Los van de vraag of de veroordeling volgens de rechtsartikelen terecht of onterecht is, blijft de vraag naar de grenzen van de vrijheid van meningsuiting staan. Dit argument van Cliteur is descriptief, het is namelijk gebaseerd op hoe de wet letterlijk is, waar ik een normatief argument voor ogen heb: ik beargumenteer dat er wettelijke grenzen aan de vrijheid van meningsuiting zouden moeten zijn. Cliteur geeft echter ook een normatief argument. Hij stelt dat we heel voorzichtig moeten zijn in het strafbaar stellen van het uiten van een mening omdat een onwenselijke mening alleen bestreden kan worden als deze ook geuit mag worden. Dit is een sterk argument voor voorzichtigheid, maar desondanks zijn er goede filosofische gronden voor de vervolging van Wilders om zijn uitspraak.
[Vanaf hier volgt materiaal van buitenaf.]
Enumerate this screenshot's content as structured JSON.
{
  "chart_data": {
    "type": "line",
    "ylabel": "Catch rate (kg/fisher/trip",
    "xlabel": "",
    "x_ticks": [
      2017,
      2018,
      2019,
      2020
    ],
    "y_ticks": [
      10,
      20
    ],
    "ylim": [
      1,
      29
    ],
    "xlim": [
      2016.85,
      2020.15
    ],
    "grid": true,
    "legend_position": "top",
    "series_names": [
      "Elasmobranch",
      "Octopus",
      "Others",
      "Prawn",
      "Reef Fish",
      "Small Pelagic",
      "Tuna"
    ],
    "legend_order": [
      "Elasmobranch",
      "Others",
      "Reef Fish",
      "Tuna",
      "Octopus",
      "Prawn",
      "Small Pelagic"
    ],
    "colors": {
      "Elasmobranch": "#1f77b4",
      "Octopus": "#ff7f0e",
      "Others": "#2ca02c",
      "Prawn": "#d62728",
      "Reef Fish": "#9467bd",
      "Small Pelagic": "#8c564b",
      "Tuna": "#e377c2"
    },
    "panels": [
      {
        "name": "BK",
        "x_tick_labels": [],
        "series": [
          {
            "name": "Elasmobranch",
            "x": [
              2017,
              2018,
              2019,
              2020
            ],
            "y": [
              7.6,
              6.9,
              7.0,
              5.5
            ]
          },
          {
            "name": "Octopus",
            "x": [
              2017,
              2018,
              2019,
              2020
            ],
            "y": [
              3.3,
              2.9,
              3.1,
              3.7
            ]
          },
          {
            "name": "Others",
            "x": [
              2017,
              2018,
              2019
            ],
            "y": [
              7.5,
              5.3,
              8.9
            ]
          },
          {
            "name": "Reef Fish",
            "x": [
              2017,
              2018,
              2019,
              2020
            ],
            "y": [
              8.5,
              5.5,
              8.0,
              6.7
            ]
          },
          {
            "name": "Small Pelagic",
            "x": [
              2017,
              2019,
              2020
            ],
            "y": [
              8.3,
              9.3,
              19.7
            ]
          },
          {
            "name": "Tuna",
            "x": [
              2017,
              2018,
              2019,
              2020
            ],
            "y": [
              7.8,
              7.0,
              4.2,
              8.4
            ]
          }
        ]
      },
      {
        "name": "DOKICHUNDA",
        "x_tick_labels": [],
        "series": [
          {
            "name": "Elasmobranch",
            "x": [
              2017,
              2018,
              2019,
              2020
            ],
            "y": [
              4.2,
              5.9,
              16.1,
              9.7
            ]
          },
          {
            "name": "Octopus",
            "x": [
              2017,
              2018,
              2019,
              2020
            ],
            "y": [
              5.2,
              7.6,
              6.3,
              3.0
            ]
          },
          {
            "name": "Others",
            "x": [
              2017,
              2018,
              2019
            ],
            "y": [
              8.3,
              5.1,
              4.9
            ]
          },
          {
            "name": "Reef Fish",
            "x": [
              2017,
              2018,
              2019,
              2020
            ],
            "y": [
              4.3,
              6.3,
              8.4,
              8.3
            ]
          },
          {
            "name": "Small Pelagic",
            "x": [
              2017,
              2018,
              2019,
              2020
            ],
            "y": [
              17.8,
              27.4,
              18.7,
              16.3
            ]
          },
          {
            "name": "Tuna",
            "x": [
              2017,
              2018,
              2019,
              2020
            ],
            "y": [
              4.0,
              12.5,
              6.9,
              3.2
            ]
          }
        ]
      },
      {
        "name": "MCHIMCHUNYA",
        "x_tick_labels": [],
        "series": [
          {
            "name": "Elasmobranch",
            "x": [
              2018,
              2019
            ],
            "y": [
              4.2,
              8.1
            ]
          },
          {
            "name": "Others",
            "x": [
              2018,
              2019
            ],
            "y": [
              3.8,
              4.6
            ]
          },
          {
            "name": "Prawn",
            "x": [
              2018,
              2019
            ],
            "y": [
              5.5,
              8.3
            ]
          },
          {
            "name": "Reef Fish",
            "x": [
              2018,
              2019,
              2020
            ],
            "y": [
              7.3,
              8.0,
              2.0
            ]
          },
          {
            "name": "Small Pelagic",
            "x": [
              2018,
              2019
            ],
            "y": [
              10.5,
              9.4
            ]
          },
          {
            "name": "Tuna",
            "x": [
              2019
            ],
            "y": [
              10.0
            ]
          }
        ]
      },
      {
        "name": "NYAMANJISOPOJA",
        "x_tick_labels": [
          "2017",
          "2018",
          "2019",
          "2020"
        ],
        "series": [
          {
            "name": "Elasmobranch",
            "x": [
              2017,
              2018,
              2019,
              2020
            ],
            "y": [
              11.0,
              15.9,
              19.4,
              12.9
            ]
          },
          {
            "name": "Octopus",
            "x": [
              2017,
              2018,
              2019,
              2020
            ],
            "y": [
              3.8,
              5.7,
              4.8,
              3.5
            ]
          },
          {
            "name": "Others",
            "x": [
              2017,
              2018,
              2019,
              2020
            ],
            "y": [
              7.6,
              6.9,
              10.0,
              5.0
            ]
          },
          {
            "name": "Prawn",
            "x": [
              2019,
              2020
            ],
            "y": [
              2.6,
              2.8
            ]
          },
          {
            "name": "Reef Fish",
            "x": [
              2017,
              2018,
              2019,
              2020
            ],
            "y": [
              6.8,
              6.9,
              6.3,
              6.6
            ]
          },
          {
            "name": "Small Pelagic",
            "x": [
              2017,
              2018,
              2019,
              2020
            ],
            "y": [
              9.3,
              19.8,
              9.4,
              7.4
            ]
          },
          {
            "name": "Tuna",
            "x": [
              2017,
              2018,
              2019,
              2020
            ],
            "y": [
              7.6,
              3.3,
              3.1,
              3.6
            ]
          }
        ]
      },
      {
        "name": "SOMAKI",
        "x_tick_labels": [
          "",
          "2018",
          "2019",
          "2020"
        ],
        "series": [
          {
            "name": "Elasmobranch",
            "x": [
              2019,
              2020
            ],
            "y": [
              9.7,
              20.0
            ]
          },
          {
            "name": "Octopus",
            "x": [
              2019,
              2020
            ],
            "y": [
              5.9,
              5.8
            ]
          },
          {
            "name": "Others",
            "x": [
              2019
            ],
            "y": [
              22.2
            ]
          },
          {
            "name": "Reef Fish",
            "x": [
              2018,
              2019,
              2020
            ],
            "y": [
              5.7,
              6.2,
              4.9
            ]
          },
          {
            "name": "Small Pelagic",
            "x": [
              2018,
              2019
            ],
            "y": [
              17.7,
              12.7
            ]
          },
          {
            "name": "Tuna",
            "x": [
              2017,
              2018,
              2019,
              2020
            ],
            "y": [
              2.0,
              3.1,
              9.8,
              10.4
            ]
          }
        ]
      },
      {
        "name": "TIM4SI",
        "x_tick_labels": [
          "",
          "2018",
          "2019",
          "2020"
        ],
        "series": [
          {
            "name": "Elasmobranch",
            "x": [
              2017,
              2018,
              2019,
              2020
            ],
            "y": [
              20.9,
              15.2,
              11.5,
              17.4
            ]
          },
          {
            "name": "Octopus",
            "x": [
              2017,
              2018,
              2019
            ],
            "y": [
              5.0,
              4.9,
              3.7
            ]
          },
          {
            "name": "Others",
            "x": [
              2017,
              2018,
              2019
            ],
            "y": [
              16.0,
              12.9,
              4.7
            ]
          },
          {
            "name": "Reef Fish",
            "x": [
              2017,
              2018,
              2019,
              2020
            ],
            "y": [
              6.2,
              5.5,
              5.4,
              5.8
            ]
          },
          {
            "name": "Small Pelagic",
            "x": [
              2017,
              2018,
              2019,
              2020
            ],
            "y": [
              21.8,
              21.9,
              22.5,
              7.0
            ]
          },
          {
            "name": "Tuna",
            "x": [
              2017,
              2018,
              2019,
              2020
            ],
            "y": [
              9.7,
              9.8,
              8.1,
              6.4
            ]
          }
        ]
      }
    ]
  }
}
Waarom de vrijheid van meningsuiting begrensd moet zijn
Eén van de sterkste argumenten tegen de veroordeling is het idee dat vrijheid van meningsuiting een absoluut grondrecht is. Dit idee staat op gespannen voet met de praktijk, waarin de vrijheid van meningsuiting veelvuldig wordt ingeperkt. Het is hierom dat filosofen als Slavoj Žižek en Stanley Fish erop wijzen dat het idee van een algehele vrijheid van meningsuiting niets meer is dan een misvatting. Žižek wijst er bijvoorbeeld in zijn boek On Violence op dat de vrijheid van meningsuiting helemaal niet zo hoog in het vaandel kan staan als sommigen – Wilders lijkt hiervan een goed voorbeeld – ons willen doen geloven. Het beeld van de Westerse samenleving als het baken van vrijheid, waarbij moslims als de tegenstanders van die vrijheid worden aangewezen, is volgens Žižek misleidend. Hij wijst erop dat iedere samenleving, ook de Westerse, zijn gevoeligheden heeft waaraan niet getornd mag worden. Om dit duidelijk te maken geeft Žižek aan dat de Britse historicus David Irving in Oostenrijk vastzat voor het betwijfelen van de Holocaust.[2] Hiermee poogt Žižek het gangbare beeld ten aanzien van vrijheid te nuanceren: vrijheden zijn niet absoluut, ook niet in de vrije Westerse Wereld.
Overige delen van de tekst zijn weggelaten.